Литмир - Электронная Библиотека
A
A

Дорис Смит

Спой мне о любви

Глава 1

Давным-давно медвежонок Тедди каждый вечер ложился со мной в кроватку и слушал мамины сказки, пристально тараща на нее стеклянные глаза, я принимала в этих чтениях более активное участие. Моей любимой была история о том, как мышка полюбила льва. Заканчивалась она просто замечательно: «Они поженились и жили счастливо в маленьком домике в Уимблдоне, и у них было двое детей: первой родилась девочка Дебора, умненькая, с карими глазками и белокурыми волосами, затем появился сын Алан, у которого глаза были голубыми, а волосы курчавыми, и он оказался таким же рассеянным и немного глуповатым, как и его мать. Но это не имело никакого значения, поскольку он вырос очень хорошим парнем».

Каким-то образом в нашей жизни все сложилось именно так, как в этой сказке, и продолжалось долгие годы. Алан остался добродушным середнячком, а я превратилась в довольно противную умницу. Я легко сдала элевен-плас [1], затем экзамены по программе средней школы и в заключение получила диплом с отличием об окончании педагогического колледжа по специальностям «английский язык» и «домоводство» с правом преподавания в средней школе. Едва ли это было только моим достижением. Я добилась успеха с Божьей помощью и при поддержке моего отца, Ховарда Белла, обладателя степени бакалавра искусств, бакалавра философии и диплома преподавателя (Кембридж). Папа занимал должность директора педагогического колледжа в Лондоне. Между прочим, я с радостью отдала бы за него мою правую руку. Он сделал нам с братом бесценный подарок, предоставив сначала Алану, а потом и мне возможность испытать свои силы, пожить самостоятельно. Мы не обсуждали будущее, но я всегда чувствовала уверенность, что папа и в свои девяносто все так же будет играть в гольф, копаться в саду и обеспечивать маму. Но теперь, когда мои ожидания не оправдались, я должна сделать то, что было мне предназначено, — вернуться домой и принять обязанности отца на себя.

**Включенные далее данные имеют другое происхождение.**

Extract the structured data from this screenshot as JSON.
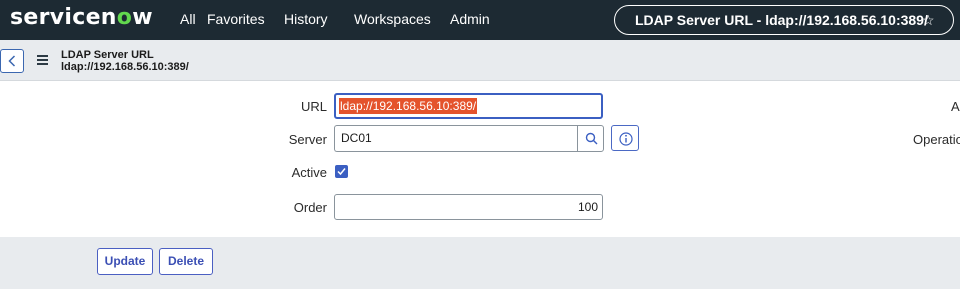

Машина Алана, преодолев десять миль магистрали, связывающей Найроби с аэропортом, остановилась у входа в главный корпус. На гудронированной взлетной дорожке уже стояла «комета» [2]со львом на фюзеляже, готовая к полету в Лондон. Барбара, вот уже три недели как жена Алана, отправилась покупать мне в дорогу журналы, а брат принялся напутствовать меня в последний раз.

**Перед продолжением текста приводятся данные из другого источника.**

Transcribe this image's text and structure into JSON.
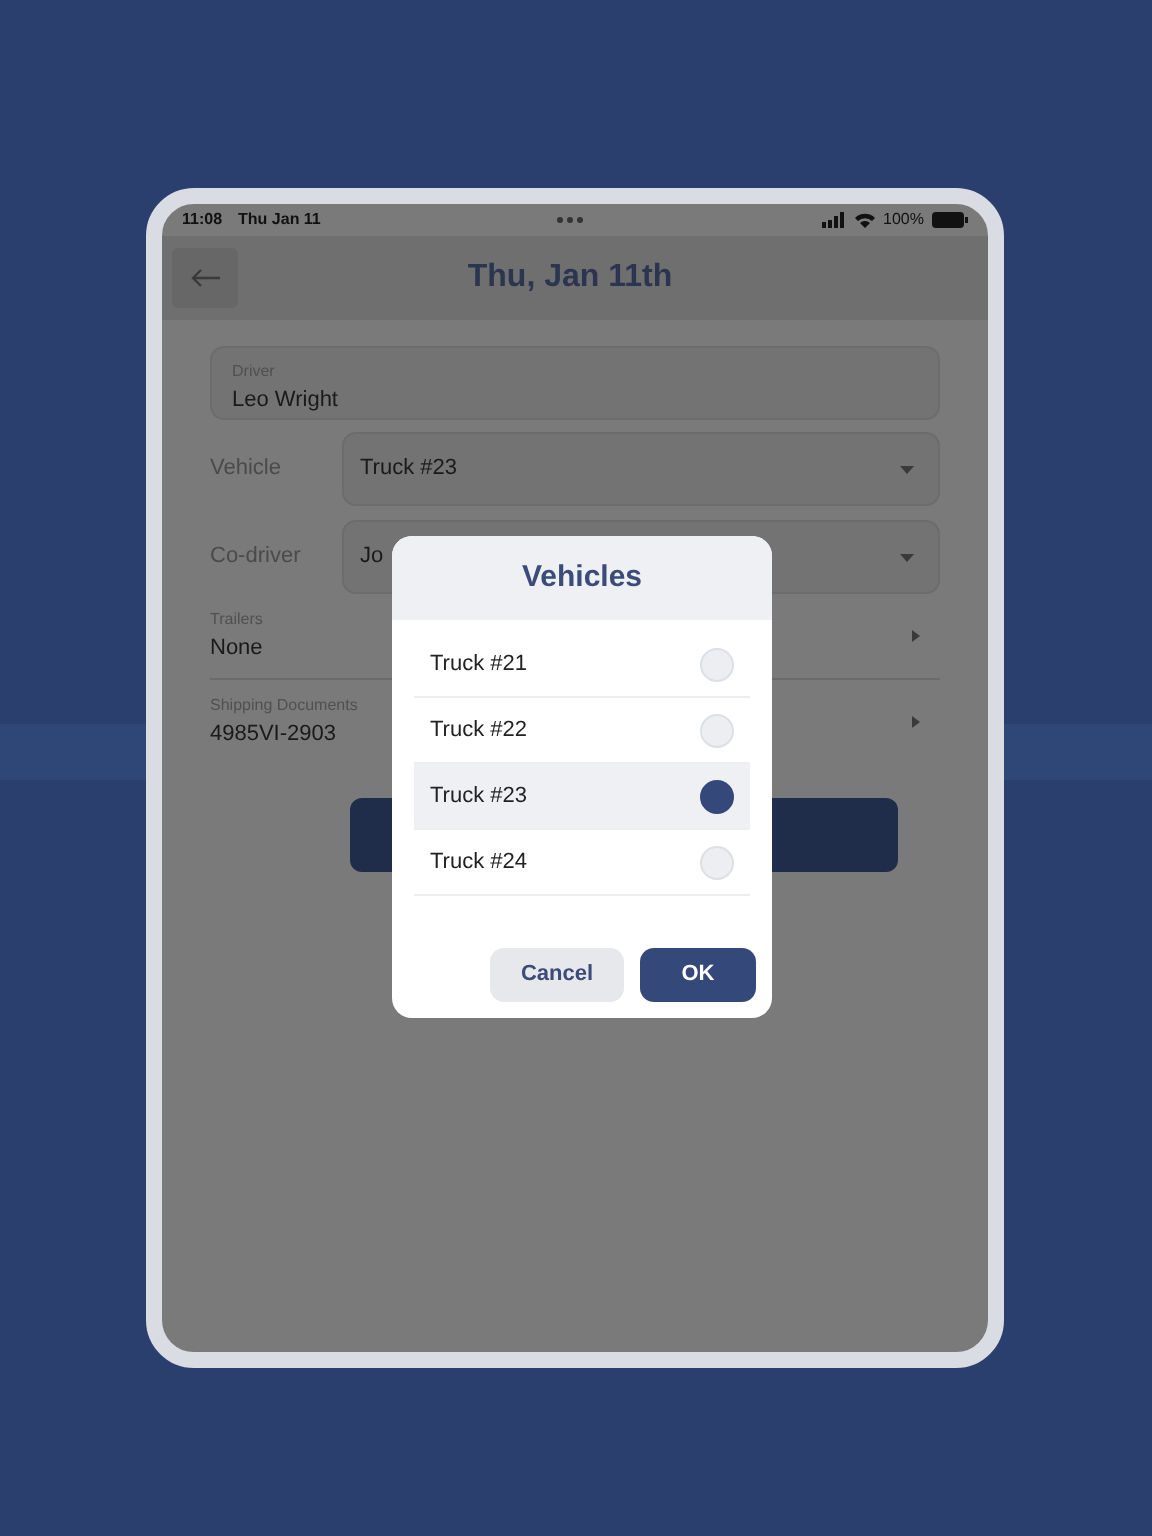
{
  "status_bar": {
    "time": "11:08",
    "date": "Thu Jan 11",
    "battery": "100%"
  },
  "header": {
    "title": "Thu, Jan 11th"
  },
  "form": {
    "driver": {
      "label": "Driver",
      "value": "Leo Wright"
    },
    "vehicle": {
      "label": "Vehicle",
      "value": "Truck #23"
    },
    "co_driver": {
      "label": "Co-driver",
      "value": "Jo"
    },
    "trailers": {
      "label": "Trailers",
      "value": "None"
    },
    "shipping_documents": {
      "label": "Shipping Documents",
      "value": "4985VI-2903"
    }
  },
  "dialog": {
    "title": "Vehicles",
    "options": [
      {
        "label": "Truck #21",
        "selected": false
      },
      {
        "label": "Truck #22",
        "selected": false
      },
      {
        "label": "Truck #23",
        "selected": true
      },
      {
        "label": "Truck #24",
        "selected": false
      }
    ],
    "buttons": [
      {
        "label": "Cancel",
        "kind": "secondary"
      },
      {
        "label": "OK",
        "kind": "primary"
      }
    ]
  }
}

— Деб, ты напрасно беспокоишься. Почему мама не сможет работать? Особенно в отеле? Она прекрасно ладит с людьми, так что, думаю, там с радостью приняли ее в штат.

— О, Алан, — вздохнула я, — мы же с тобой прекрасно знаем, что она — легкая добыча для мошенников. Нам не нужно повторения истории с той женщиной, Хадсон.

Миссис Хадсон, по словам мамы, «довольно приятная особа, видавшая в своей жизни лучшие дни», снимала в нашем доме комнату в течение двух месяцев, в результате не заплатила ни пенни и к тому же оказалась алкоголичкой. Если бы не мистер Ли, наш сосед, который однажды ночью услышал в доме шум и начал расследование, неизвестно, что могло бы случиться. При одной мысли об этом меня до сих пор бросает в дрожь. Конечно, я не думала, что однажды отель заполнится такими вот миссис Хадсон, так и ждущими момента, чтобы поживиться. Дело в другом: мама, даже сама зарабатывающая себе на хлеб, никогда не сможет жить самостоятельно. Папа рассчитывал, что один из нас будет защищать ее и опекать, как всегда поступал он сам. Но Алан не мог покинуть Найроби. Я же могла и должна была это сделать.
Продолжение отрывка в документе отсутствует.